Johnson held his own for the remainder of the year as well. His second career interception against Kansas City the next week he returned 44 yards. He followed that up with five tackles and an assist with a tipped pass against the Patriots. Three tackles, three tipped passes and an interception against Houston while the Raiders cornerbacks held Andre Johnson to two catches. He had four tackles and a tipped pass against Tampa Bay to end the season.
He finished the '08 season on such a high note that www.Walterfootball.com ranked him the seventh best free agent cornerback in the 2009 offseason, ahead of former Raiders CB's Phillip Buchanan, who was ranked tenth, DeAngelo Hall, who was eleventh.
Johnson received all sorts of praise from local media for his 2008 performance as well. Patrick A. Patterson of the Oakland Raiders Examiner said, "Johnson came out of nowhere to play like a madman when he took over for the departed DeAngelo Hall," adding, "Chris Johnson had a stellar half season."
Jerry MacDonald of The Oakland Tribune reported, "[Johnson] was credited by owner Al Davis with being the sole reason for a reversal of fortune against the Denver Broncos."
Levi "Dizzle" Damien from Thoughts from the Darkside wrote; "CJ was nothing short of amazing...he was a thorn in the side of the opposing quarterbacks as well as the receiver's he was covering." He started eight games and made the TFDS Ballers List five times.
"I've always tried to emulate Deion Sanders, that's my guy, that's the guy I look up to," Johnson says. "Until I get my respect, I know [quarterbacks] are coming after me. I don't really look at it as being picked on, but it's having the opportunity. I know [Nnamdi Asomugha] says week in and week out he gets bored. He gets bored just playing the right side, [and] I'm getting all the action. I get more work so I guess I'm not having a quote/unquote ‘boring day' like Nnamdi normally has Sunday in and Sunday out."
During the course of the 2009 season, Johnson lost a bit of his initial luster, but he still put together a solid year. Playing and starting in 15 games, Johnson had 18 defended passes, three interceptions, 58 solo tackles and nine assists. Aside from matching his interceptions total of 2008, all those numbers were improved significantly in 2009.
Along with Nnamdi Asomugha, Johnson helped establish one of the best run support and tackling CB tandems in the NFL in 2009. "A lot of people don't think corners can tackle, but I wrap my game around being a hard-hitter and a sure tackler. Last year I had a couple of good hits, and I always look for a good hit that would make the crowd stand up out of their seats, make the crowd go crazy, and swing the momentum to the defensive side of the ball," says Johnson. "So if you come out to see me and you see a running back coming at me, either one of two things is going to happen: either he's gonna get knocked out, or he's gonna get scared and go in a different direction."

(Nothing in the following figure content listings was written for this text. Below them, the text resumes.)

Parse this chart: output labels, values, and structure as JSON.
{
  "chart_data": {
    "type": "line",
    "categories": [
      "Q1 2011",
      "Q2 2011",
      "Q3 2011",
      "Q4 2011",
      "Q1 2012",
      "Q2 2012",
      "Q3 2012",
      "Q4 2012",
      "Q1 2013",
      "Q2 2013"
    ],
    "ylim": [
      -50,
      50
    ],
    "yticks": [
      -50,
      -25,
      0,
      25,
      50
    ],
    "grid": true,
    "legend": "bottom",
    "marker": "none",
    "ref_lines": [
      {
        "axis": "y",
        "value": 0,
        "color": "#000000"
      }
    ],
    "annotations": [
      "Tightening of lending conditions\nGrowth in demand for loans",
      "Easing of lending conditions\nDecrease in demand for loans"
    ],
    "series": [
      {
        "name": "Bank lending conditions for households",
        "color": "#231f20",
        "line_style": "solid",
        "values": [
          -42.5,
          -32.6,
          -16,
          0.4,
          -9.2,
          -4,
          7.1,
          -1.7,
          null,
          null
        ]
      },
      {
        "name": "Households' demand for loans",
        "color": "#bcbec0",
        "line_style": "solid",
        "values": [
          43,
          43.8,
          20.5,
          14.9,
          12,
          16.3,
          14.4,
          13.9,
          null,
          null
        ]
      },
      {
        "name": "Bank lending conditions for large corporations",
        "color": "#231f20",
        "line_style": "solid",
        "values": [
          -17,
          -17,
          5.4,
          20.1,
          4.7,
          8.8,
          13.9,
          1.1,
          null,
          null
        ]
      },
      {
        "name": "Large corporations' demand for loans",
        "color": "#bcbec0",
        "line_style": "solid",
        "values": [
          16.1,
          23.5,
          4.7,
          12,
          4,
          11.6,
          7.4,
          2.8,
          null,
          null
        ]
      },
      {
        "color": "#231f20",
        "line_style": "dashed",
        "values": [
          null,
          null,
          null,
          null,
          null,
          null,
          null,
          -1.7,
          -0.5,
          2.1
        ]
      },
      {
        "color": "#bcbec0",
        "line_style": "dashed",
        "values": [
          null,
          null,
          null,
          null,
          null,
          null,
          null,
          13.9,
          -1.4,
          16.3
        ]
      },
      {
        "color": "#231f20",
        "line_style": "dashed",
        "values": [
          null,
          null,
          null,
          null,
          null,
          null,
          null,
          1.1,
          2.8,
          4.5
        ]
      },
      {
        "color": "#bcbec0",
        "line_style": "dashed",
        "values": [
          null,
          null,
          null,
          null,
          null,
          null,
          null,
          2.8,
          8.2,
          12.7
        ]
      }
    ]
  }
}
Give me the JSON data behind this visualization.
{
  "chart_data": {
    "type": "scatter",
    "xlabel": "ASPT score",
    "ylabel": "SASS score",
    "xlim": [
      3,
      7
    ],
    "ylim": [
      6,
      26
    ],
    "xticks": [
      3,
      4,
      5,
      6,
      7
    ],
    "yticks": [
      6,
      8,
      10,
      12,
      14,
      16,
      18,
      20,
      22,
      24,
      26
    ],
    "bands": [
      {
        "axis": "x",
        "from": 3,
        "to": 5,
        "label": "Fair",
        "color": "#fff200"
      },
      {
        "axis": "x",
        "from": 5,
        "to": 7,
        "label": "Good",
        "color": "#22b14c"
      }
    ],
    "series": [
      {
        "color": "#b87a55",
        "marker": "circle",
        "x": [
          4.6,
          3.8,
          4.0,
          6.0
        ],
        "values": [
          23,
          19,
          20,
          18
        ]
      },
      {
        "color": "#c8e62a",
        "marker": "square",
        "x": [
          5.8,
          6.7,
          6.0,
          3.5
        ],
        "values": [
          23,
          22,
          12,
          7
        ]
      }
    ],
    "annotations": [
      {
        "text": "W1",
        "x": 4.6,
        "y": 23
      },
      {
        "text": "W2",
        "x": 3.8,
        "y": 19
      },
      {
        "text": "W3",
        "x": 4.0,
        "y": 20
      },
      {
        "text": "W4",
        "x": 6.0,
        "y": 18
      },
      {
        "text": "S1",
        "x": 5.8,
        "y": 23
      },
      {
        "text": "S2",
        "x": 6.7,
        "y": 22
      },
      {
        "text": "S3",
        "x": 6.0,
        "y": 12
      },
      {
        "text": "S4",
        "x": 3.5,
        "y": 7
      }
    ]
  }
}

In 2010, Johnson is looking forward to having better play up front. "It would help me out tremendously to have the D-line generating a good pass rush and make the QB's rush their throws," Johnson says. "As a DB it helps you to make more plays. So if we can pull all this together, I'll be looking at a seven or eight pick season. We have some good young guys who can do that, so whoever steps up, you know, it's whoever's ball that wants it."

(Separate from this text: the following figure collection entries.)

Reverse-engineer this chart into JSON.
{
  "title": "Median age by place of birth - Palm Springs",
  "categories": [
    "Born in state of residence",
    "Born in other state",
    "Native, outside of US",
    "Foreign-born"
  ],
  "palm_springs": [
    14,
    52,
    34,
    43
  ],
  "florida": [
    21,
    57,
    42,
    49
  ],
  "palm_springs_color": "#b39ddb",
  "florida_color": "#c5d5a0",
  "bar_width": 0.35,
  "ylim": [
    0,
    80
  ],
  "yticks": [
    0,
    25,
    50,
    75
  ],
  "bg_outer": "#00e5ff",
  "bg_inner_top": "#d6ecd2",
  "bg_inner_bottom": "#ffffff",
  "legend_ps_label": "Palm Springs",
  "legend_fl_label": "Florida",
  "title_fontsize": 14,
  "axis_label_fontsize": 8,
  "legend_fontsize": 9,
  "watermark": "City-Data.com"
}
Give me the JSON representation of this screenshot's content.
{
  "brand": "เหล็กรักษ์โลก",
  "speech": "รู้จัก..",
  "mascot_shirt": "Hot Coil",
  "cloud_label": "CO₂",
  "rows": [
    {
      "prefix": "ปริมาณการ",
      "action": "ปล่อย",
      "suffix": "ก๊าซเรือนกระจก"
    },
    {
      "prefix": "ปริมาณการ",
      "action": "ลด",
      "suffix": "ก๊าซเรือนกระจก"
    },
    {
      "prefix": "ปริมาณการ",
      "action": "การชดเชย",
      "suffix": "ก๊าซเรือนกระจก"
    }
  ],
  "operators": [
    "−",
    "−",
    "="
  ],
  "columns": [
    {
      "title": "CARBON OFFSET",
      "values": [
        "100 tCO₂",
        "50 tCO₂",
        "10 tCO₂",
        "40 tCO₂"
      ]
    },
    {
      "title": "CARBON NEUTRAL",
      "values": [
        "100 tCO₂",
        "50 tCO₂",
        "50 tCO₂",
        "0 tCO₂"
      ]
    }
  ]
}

I expect Johnson to keep grinding in his attempt to become a player the value of his idol, Deion Sanders. He has proven that he has the capability to be the Pro Bowl talent he wants to be, but he needs to continue pushing himself to be better. He says, "I never want to say ‘I made it' because once you say that, you settle. I always want to advance my game each and every time I step foot on the field."